Manœuvre de démantèlement : Les comparaisons chocs de Nguimbi Idyatha pour « dégonfler » la grève de la faim des ressortissants de l’Ogoulou-Mimongo
La Place de l'Indépendance à Libreville a été récemment le théâtre d'une scène d'anthologie ayant pu s'intituler « Comment garder son calme quand on a l'estomac dans les talons face à une cravate impeccable ». Le député du 1er siège de l’Ogoulou, Pacôme Nguimbi Idyatha, est apparu sur les lieux, tiré à quatre épingles, pour expliquer aux grévistes de la faim que, franchement, sauter des repas n’était pas la stratégie marketing la plus efficace de la décennie.
Pour convaincre ses administrés de lâcher leurs pancartes et de reprendre un peu de bouillon, l’honorable a sorti sa meilleure archive historique : le cas Bruno Ben Moubamba. Selon le député, faire la grève de la faim, c’est l’assurance de devenir une star des réseaux sociaux, de se forger un « gros nom » légendaire, mais de finir avec le même résultat qu’un candidat qui aurait oublié de s’inscrire sur les listes électorales. En gros, le message était limpide : « Regardez Ben Moubamba en 2009, il a eu la gloire, il a eu le buzz, mais il n’a jamais eu les clés du palais. » Une analyse ayant sans doute beaucoup touché les grévistes, dont le but premier n’est pourtant pas de faire la couverture de People Magazine mais d’avoir enfin des routes praticables dans l’Ogoulou.

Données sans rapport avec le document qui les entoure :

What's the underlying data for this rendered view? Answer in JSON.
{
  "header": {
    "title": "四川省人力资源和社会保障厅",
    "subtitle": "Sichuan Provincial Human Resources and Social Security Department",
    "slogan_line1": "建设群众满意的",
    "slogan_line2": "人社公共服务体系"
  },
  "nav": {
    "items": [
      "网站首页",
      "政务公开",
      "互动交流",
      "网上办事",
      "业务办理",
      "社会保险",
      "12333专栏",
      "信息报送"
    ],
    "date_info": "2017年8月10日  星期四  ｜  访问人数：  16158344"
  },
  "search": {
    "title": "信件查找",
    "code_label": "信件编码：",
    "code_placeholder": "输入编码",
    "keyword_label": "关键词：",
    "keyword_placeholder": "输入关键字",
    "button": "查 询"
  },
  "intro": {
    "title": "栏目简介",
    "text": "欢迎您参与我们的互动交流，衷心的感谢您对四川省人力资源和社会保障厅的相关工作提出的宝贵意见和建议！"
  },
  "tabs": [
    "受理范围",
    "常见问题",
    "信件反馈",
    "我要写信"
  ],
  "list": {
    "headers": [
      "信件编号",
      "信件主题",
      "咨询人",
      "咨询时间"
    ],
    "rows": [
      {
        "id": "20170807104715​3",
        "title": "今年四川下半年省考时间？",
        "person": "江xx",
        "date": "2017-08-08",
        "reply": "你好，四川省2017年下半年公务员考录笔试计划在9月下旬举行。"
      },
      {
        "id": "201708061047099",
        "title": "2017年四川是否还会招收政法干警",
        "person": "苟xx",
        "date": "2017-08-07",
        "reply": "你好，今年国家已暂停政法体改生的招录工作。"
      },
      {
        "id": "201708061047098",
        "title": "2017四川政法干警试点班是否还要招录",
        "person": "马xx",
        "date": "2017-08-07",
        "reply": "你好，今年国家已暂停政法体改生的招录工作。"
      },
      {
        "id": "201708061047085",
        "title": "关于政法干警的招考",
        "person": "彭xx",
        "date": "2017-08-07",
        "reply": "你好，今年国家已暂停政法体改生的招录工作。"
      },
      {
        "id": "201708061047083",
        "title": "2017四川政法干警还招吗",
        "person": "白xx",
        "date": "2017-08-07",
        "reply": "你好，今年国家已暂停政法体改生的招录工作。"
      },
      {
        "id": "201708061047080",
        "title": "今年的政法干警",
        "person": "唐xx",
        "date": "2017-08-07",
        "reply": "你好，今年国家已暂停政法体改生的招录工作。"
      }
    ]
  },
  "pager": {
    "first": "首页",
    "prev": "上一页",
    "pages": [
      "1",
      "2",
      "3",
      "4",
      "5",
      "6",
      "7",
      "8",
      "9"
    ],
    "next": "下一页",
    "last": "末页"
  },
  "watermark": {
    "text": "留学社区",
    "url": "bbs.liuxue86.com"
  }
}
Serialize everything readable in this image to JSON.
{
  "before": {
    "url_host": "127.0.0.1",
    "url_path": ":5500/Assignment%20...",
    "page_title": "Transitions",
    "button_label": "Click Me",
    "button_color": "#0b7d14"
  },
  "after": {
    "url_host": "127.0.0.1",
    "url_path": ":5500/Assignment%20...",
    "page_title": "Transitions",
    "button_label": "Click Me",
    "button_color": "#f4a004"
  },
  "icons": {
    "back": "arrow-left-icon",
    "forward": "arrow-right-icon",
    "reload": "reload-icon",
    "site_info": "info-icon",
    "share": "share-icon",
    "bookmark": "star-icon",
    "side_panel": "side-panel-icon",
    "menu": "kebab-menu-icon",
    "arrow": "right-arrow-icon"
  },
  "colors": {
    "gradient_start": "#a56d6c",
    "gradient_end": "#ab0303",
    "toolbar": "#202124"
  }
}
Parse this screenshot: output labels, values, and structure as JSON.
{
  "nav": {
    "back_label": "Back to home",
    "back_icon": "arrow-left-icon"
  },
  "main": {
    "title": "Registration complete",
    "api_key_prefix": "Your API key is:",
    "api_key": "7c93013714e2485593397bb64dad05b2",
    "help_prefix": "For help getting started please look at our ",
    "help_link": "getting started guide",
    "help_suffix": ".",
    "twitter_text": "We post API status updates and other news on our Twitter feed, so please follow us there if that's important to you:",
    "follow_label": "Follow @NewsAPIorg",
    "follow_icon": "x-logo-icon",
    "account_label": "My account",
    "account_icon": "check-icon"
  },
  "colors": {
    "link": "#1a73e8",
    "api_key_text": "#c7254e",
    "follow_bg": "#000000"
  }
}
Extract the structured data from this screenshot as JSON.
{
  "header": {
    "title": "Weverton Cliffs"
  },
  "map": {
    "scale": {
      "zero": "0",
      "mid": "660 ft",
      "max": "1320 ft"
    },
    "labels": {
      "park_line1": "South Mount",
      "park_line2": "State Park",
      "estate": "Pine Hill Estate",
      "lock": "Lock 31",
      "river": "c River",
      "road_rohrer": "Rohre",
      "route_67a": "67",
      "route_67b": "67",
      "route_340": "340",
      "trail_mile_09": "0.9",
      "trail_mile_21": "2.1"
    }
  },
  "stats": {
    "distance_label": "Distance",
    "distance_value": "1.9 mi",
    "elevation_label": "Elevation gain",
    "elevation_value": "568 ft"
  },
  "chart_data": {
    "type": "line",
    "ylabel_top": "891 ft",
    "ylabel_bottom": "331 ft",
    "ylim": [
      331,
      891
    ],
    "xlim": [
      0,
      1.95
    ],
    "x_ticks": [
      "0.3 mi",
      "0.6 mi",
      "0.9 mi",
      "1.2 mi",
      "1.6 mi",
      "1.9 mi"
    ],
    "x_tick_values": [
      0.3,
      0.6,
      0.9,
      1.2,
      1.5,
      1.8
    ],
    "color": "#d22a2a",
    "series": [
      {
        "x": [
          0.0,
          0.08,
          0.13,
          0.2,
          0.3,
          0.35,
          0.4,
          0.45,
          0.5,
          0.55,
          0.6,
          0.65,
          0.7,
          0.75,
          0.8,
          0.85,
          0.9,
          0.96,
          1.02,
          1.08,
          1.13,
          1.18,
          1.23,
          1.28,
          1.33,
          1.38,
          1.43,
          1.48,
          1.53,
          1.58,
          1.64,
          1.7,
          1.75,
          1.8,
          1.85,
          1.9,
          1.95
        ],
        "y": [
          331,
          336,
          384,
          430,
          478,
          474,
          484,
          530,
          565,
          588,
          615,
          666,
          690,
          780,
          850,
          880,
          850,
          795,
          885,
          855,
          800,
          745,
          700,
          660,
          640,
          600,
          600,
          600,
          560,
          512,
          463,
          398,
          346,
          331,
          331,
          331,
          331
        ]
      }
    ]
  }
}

Face au désespoir de ceux ne demandant qu’un regard du Chef de l’État, Brice Clotaire Oligui Nguema, le député a proposé une alternative digne d’un séminaire de management : la « démarche administrative harmonisée ». Imaginez la scène. Les gens ont faim, ils sont fatigués de voir leurs villages oubliés par tous les pouvoirs successifs, et on leur propose d’aller « cogner ensemble aux portes » pour déposer des dossiers. C’est bien connu, au Gabon, rien ne remplit mieux l’estomac et n’amène plus vite le goudron qu’une lettre bien timbrée avec trois exemplaires en copie carbone. Pour l’élu, il vaut mieux harmoniser les courriers que de laisser les estomacs protester en solo.
Malheureusement pour l’élégant visiteur, la sauce n’a pas pris. Wilfrid Kombe Nzengui et ses frères de lutte semblent avoir développé une allergie sévère aux discours politiques formatés. Pour eux, le temps où l’on se laissait bercer par des promesses de « concertations futures » est aussi révolu que le règne de ceux qu’ils accusent d’avoir échoué à défendre l’Ogoulou. Le passage de Pacôme Nguimbi Idyatha a été jugé aussi nutritif qu’un plat de vent. Les grévistes, peu impressionnés par le costume de l’élu, ont poliment (ou presque) décliné l’offre de transformer leur mouvement en club de lecture administrative.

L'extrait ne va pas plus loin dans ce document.